Unificación Isha Judd
Lo maternal no depende del parentesco ni del género: es esa energía nutritiva que da amor y acompaña sin condiciones, y que todos podemos encarnar.
Los Hijos · 4 min de lectura

¡Feliz día de la madre y de la energía materna!

Lo maternal no depende del parentesco ni del género: es esa energía nutritiva que da amor y acompaña sin condiciones, y que todos podemos encarnar.

Isha Judd

Este saludo va a todas las madres de personas de toda edad, y también a quienes ponen su energía maternal, de puro corazón, al cuidado de tantos que las necesitan para sanar, para aprender, para recuperarse.
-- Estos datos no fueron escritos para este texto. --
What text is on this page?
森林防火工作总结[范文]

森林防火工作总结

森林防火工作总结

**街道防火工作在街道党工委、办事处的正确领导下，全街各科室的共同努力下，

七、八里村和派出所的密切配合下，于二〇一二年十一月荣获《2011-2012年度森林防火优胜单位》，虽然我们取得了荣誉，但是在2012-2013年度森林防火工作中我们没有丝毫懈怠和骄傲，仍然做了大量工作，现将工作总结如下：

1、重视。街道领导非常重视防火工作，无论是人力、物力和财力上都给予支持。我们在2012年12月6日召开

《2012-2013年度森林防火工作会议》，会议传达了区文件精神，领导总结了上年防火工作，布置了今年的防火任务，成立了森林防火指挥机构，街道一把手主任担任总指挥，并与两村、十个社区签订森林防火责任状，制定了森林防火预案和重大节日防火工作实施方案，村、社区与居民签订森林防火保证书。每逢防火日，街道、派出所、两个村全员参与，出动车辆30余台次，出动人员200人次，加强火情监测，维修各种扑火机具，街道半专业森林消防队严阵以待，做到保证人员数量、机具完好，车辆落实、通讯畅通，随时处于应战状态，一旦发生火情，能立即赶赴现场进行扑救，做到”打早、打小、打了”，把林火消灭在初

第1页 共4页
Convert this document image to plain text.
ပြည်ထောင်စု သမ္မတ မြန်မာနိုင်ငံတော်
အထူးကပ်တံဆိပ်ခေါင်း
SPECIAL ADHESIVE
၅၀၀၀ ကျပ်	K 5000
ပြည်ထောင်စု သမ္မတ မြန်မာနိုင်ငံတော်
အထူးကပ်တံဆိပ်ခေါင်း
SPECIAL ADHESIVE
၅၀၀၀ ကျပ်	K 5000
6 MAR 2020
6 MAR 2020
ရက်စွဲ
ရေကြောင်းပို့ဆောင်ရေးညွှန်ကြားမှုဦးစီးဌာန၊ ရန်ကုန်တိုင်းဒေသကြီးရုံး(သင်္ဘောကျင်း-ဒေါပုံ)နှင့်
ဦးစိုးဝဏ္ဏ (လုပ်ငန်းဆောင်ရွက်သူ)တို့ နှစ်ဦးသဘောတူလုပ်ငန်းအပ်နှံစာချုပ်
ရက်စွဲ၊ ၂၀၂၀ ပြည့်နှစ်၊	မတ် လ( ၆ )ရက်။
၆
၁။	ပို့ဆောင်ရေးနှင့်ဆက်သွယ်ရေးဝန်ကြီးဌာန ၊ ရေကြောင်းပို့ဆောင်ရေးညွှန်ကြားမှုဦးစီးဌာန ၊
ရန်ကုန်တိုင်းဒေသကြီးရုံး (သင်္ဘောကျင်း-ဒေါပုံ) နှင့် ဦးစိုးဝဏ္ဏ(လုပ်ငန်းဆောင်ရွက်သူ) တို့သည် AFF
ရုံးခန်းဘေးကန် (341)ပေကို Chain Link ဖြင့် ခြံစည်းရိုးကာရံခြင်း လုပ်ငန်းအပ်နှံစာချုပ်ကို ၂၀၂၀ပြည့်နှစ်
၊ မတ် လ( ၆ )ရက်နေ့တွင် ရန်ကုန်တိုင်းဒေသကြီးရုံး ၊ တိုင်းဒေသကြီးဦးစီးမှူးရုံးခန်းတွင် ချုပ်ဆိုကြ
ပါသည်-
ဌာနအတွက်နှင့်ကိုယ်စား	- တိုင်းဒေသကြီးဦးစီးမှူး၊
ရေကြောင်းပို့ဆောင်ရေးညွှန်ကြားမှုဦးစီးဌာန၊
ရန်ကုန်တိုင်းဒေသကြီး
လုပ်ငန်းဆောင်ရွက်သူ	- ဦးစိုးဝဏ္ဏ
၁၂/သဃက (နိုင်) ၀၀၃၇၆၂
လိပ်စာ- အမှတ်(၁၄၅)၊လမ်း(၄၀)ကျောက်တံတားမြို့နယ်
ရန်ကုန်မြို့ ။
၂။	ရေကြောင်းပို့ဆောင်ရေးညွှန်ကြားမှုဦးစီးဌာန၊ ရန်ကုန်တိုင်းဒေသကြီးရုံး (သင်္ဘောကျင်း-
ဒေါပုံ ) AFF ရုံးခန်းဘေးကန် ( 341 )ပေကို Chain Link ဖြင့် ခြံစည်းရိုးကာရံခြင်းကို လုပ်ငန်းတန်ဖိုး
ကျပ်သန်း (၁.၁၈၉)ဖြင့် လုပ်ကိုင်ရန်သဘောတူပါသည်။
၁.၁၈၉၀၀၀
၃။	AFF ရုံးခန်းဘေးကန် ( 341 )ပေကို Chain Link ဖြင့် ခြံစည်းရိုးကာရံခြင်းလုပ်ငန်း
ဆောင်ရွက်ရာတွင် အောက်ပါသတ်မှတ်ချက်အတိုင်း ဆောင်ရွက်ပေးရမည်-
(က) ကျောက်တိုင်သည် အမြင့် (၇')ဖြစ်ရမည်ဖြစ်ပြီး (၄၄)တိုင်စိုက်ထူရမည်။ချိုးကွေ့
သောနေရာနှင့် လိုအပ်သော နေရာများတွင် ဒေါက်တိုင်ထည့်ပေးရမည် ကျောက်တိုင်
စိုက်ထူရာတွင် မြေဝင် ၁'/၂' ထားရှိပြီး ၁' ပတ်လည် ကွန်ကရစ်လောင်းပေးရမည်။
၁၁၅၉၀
A todos los que dan, de forma abundante, esa energía maternal tan nutridora.

¿Por qué empezar dirigiéndose a tantos seres que comparten su energía maternal más allá de su función, su parentesco, su género o su labor? Porque lo más importante como seres humanos, para nuestra evolución presente y futura, es potenciar la presencia del amor y compartirlo cada vez más abundante e incondicionalmente.

Nutrir, crecer y superarse

¿Cuál es esa cualidad de lo maternal que más nos abre a recibirlo? Lo nutritivo de ese amor y ese cuidado. Y eso se da en innumerables relaciones y funciones, no solo en una.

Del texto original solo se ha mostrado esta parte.